- 1975 United Artists 45 single released in the UK, UP 35852A.

Single by Bing Crosby

from the album That's What Life Is All About
- Released: August 29, 1975
- Recorded: February 19, 1975
- Studio: Chappell & Co.
- Genre: Vocal; Jazz;
- Length: 3:28
- Label: United Artists (UAG-29730)
- Songwriter(s): Les Reed; Peter Dacre; Ken Barnes; Bing Crosby;
- Producer(s): Ken Barnes

Bing Crosby singles chronology
| "I Love To Dance Like They Used To Dance" (1975) | "That's What Life Is All About" (1975) | "Peace on Earth/Little Drummer Boy" (1982) |

= That's What Life Is All About =

1975 single by Bing Crosby

"That's What Life Is All About" is a 1975 song recorded by Bing Crosby.

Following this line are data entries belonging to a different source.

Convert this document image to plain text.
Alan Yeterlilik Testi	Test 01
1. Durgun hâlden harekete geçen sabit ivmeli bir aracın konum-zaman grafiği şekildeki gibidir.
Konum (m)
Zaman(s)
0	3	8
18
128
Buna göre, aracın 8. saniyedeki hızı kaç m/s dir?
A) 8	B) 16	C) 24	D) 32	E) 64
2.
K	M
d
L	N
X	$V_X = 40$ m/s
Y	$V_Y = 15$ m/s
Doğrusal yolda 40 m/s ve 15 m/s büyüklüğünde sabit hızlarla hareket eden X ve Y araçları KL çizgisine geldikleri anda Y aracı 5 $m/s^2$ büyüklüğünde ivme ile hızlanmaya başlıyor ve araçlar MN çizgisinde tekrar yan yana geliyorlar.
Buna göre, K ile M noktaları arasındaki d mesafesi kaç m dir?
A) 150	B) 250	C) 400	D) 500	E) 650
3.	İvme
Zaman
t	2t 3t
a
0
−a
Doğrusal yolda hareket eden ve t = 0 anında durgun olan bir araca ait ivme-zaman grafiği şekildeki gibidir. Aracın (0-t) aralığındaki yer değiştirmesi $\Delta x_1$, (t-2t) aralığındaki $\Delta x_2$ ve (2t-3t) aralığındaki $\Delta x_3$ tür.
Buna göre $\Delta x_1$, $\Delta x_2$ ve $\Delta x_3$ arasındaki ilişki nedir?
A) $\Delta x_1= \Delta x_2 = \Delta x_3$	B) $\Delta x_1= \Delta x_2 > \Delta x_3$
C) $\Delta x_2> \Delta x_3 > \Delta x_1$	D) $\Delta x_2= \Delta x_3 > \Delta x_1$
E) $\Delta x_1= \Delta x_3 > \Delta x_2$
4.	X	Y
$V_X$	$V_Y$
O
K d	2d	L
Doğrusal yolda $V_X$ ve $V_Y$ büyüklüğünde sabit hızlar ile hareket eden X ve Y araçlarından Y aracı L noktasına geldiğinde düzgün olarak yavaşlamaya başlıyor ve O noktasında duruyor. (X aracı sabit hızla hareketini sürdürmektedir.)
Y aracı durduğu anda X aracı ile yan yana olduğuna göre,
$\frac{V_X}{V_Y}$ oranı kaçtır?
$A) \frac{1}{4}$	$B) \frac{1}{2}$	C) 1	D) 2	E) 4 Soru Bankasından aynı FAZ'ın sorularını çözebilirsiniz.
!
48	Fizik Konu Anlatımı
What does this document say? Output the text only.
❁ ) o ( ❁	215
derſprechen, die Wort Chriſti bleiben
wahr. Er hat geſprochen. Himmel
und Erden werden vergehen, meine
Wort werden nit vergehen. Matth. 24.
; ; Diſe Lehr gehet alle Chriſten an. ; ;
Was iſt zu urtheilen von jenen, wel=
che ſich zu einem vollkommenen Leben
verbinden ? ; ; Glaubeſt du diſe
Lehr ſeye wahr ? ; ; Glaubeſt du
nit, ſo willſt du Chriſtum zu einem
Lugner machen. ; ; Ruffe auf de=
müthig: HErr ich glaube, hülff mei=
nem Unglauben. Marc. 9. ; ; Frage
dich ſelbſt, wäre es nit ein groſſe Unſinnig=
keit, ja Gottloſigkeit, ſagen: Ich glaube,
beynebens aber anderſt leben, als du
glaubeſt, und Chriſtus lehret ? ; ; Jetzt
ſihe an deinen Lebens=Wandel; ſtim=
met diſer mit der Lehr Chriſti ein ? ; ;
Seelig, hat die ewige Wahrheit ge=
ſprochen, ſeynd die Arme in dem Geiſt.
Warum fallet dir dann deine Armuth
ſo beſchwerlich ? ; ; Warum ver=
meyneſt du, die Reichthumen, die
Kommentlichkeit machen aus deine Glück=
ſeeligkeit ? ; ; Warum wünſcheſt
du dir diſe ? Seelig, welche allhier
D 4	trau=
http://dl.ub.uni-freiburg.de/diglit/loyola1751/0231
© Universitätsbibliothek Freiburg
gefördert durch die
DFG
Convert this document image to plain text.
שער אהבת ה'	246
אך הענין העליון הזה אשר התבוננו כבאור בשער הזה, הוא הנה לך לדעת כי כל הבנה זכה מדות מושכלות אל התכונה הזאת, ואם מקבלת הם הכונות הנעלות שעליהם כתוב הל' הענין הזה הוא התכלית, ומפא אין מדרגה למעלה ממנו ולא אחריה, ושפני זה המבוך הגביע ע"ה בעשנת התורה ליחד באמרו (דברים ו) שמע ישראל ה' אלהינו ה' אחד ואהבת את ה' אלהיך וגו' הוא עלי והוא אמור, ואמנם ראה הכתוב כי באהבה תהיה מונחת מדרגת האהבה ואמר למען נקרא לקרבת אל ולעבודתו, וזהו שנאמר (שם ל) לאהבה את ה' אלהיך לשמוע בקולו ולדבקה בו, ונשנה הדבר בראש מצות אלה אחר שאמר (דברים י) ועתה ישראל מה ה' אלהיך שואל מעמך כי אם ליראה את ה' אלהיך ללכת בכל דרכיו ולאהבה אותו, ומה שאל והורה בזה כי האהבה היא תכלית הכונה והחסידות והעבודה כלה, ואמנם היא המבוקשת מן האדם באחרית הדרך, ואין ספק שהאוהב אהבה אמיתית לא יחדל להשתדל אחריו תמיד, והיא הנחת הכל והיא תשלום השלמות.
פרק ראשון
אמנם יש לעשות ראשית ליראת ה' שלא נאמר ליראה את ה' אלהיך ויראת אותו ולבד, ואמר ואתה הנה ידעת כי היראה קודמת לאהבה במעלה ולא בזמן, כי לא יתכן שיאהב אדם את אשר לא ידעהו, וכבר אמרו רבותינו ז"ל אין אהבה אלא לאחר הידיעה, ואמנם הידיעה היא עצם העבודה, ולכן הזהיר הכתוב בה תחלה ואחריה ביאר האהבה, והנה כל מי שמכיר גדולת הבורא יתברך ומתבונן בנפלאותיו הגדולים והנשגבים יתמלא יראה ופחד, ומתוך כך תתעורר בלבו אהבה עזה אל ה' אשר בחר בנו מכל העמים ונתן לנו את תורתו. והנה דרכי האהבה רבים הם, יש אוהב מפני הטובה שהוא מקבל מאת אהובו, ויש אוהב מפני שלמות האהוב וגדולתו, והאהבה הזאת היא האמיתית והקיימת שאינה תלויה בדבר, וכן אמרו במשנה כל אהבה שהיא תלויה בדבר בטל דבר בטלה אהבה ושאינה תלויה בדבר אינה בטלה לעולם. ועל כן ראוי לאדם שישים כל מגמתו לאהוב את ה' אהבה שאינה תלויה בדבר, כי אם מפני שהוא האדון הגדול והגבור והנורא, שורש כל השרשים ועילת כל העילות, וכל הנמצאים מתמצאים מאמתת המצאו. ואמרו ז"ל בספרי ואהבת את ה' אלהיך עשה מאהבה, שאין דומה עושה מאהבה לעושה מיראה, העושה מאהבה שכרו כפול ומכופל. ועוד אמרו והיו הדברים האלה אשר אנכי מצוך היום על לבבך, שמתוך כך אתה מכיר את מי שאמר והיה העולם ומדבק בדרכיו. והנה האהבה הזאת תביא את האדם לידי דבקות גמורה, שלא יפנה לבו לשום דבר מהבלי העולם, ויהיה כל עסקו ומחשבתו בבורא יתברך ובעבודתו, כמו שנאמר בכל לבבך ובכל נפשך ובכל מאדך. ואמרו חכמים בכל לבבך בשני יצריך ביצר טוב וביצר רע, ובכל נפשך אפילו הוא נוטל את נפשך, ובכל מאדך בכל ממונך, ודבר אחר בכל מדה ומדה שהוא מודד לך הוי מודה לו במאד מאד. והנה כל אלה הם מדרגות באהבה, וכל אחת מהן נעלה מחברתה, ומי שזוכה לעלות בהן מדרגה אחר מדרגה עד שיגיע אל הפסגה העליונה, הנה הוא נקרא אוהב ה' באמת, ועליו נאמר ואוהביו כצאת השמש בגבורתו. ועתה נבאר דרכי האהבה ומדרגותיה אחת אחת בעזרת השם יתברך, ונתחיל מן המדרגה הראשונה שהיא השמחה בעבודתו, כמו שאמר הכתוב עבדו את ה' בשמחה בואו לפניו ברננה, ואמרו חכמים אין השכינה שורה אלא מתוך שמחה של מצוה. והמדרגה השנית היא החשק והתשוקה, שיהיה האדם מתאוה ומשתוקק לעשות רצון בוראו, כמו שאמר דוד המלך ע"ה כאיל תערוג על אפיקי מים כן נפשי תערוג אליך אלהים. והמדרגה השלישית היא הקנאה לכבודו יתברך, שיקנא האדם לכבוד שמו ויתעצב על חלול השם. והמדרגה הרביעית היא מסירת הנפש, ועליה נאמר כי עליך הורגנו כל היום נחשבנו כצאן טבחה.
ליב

It was originally written by Peter Dacre (lyrics) and Les Reed (music). Later, Crosby re-wrote the lyrics with Ken Barnes.

==Background==
Crosby recorded the song on February 19, 1975 at Chappells in London with the Pete Moore Orchestra. The session was produced by Ken Barnes. It was included on the album That's What Life Is All About.

==Charts==
The song was released as a single by United Artists, and the recording peaked at no. 35 in the U.S. on the Billboard Easy Listening chart, also reaching no. 41 in the UK Singles Chart. It only reached #99 on the Australian Singles Chart, staying on the chart just one week.

==Performances==
Crosby used the song in his various concerts in 1976, including at the London Palladium (June 21–July 4, 1976), as well as promoting the song on television shows in the United Kingdom such as Parkinson, The Vera Lynn Show, Stars on Sunday and Top of the Pops. His appearance on the latter show prompted former British Prime Minister Edward Heath to attend the taping as Heath was a huge fan of Crosby's. The version sung at the Palladium was captured on the album Bing Crosby Live at the London Palladium.